As we bid (perhaps futilely) winter farewell, CutBank brings you a list of articles featuring some illustrious and/or notorious individuals for this week’s Burn Pile.

We would be either quite forgetful or hermitlike if we didn’t feature Michael Cohen and his testimony to the House Oversight Committee. Over at LitHub, Timothy Denevi asserts that there is no redemption for Cohen.

And if Cohen’s testimony or Denevi’s article has convinced you or perhaps reinvigorated your desire to be a better person, a better person like maybe Frederick Douglass, the good folks over at Lapham’s Quarterly have provided you with Douglass’ reading recommendations.

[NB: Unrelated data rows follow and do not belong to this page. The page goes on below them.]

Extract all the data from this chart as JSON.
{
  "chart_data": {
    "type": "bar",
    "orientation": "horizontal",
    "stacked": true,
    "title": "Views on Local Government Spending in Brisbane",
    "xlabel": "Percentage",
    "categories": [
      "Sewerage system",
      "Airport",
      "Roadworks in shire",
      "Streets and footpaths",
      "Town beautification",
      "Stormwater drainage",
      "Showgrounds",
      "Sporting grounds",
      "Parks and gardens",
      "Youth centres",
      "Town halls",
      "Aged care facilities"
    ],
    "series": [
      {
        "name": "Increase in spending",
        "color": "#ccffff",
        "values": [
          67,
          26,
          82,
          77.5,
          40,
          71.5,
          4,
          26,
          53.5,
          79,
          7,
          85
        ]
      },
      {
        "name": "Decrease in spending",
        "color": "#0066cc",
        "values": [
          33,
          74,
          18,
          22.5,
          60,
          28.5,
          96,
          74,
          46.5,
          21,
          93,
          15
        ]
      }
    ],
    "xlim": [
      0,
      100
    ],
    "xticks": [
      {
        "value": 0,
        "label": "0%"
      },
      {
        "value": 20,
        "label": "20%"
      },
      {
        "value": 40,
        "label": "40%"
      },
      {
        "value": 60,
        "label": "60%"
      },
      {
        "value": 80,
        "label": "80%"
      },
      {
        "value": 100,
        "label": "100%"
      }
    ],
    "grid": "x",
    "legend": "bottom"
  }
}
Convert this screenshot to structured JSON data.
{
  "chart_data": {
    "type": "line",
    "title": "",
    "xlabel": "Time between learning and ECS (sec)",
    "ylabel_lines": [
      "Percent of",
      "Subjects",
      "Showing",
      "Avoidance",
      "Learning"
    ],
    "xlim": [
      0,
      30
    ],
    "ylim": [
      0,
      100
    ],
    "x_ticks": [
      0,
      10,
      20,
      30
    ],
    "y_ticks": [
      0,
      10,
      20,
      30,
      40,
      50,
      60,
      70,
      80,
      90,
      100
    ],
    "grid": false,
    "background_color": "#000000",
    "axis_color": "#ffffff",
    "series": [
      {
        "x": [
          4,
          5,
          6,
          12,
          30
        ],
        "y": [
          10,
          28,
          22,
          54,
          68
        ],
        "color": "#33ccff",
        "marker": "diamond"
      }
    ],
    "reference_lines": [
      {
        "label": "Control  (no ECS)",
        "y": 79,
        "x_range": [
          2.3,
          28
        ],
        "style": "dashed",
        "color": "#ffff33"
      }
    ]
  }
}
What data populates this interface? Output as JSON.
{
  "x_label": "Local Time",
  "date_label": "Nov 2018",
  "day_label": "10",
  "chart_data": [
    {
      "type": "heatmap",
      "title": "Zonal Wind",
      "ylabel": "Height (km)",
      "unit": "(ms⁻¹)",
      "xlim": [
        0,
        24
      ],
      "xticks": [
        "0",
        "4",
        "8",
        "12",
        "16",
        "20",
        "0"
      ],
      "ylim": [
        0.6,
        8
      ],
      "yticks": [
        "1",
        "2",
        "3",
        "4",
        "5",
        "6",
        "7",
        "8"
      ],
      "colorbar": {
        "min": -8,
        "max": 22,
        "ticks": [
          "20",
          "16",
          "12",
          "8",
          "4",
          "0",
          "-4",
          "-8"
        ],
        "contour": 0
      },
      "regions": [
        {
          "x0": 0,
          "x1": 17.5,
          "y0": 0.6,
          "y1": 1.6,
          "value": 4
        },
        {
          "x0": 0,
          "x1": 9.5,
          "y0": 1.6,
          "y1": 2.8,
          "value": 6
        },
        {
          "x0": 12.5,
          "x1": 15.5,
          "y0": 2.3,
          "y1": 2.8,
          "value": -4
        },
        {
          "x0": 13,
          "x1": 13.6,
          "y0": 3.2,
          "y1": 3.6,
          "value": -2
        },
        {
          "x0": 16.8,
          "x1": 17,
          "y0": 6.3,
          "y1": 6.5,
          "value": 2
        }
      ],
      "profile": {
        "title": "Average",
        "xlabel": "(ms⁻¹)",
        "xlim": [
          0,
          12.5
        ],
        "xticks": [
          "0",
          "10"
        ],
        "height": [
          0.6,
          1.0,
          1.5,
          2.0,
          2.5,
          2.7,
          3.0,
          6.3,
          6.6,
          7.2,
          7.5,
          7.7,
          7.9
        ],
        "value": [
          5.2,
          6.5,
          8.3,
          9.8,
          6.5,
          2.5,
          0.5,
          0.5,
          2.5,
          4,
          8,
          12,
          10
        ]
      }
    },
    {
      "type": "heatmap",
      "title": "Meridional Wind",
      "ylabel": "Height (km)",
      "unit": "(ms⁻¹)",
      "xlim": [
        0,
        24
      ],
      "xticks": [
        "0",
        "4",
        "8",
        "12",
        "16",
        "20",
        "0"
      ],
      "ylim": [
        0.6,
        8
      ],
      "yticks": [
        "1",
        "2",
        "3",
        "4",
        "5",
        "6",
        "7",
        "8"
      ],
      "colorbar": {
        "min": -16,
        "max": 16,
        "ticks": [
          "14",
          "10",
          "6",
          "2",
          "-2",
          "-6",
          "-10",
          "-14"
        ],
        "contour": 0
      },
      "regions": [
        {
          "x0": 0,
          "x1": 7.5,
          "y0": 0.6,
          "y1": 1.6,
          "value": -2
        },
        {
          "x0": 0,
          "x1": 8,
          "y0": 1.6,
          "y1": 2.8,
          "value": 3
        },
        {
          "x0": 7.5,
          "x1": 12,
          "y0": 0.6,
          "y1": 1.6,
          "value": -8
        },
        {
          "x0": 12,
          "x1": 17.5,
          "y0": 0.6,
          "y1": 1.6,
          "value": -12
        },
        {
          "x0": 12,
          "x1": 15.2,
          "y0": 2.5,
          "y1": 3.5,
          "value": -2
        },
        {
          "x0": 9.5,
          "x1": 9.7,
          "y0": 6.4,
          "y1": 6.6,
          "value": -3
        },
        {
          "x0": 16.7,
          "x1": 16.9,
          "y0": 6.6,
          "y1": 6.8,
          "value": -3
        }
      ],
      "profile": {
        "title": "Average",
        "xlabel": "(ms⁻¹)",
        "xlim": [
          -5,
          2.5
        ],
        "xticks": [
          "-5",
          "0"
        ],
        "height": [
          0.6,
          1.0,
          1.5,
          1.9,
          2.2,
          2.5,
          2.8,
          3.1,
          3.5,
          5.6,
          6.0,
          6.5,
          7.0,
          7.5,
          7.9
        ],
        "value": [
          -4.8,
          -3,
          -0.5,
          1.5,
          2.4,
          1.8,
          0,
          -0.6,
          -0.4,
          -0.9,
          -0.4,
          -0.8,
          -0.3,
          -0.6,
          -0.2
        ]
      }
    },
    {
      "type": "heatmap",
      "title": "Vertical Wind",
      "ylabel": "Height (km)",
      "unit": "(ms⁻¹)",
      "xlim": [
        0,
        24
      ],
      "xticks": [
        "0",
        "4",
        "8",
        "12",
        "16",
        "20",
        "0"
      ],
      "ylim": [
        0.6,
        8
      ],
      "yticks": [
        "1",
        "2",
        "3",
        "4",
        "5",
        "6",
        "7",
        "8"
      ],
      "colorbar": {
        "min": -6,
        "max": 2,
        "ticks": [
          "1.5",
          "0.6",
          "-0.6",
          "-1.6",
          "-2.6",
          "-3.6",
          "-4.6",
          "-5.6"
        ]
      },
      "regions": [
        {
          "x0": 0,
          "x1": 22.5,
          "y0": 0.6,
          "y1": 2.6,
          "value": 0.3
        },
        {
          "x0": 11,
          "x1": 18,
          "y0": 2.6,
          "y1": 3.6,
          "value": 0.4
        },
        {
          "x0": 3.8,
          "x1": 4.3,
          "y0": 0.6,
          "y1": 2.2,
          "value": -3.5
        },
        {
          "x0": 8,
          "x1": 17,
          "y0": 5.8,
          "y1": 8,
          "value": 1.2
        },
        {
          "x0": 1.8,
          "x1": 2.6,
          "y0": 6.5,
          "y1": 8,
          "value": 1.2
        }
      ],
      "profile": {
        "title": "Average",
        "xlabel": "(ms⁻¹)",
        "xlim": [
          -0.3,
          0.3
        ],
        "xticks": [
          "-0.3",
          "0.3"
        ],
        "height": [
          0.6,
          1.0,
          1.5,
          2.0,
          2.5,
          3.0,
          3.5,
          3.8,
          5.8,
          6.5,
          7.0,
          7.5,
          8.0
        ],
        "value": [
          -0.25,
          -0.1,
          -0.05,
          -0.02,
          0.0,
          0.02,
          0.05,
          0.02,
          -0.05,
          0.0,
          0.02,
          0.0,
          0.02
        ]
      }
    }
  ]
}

Or maybe you’re looking for something more fantastical, more visual. Look no further than The Paris Review’s feature on Tolkien inspired imagery. Who wouldn’t want a sunny jaunt through the Shire right about now?

For the more aurally-inclined, The Millions remembers one of the great audiobook narrators, Anthony Hollander. His antics are never to be forgotten (except perhaps by David Foster Wallace fans).

Finally, we’d like to recommend John West’s article about Nobel prize-winning poet Seamus Heaney’s final text message to his wife: “Noli timere.”

We couldn’t leave you with a better wish than Heaney. Be not afraid.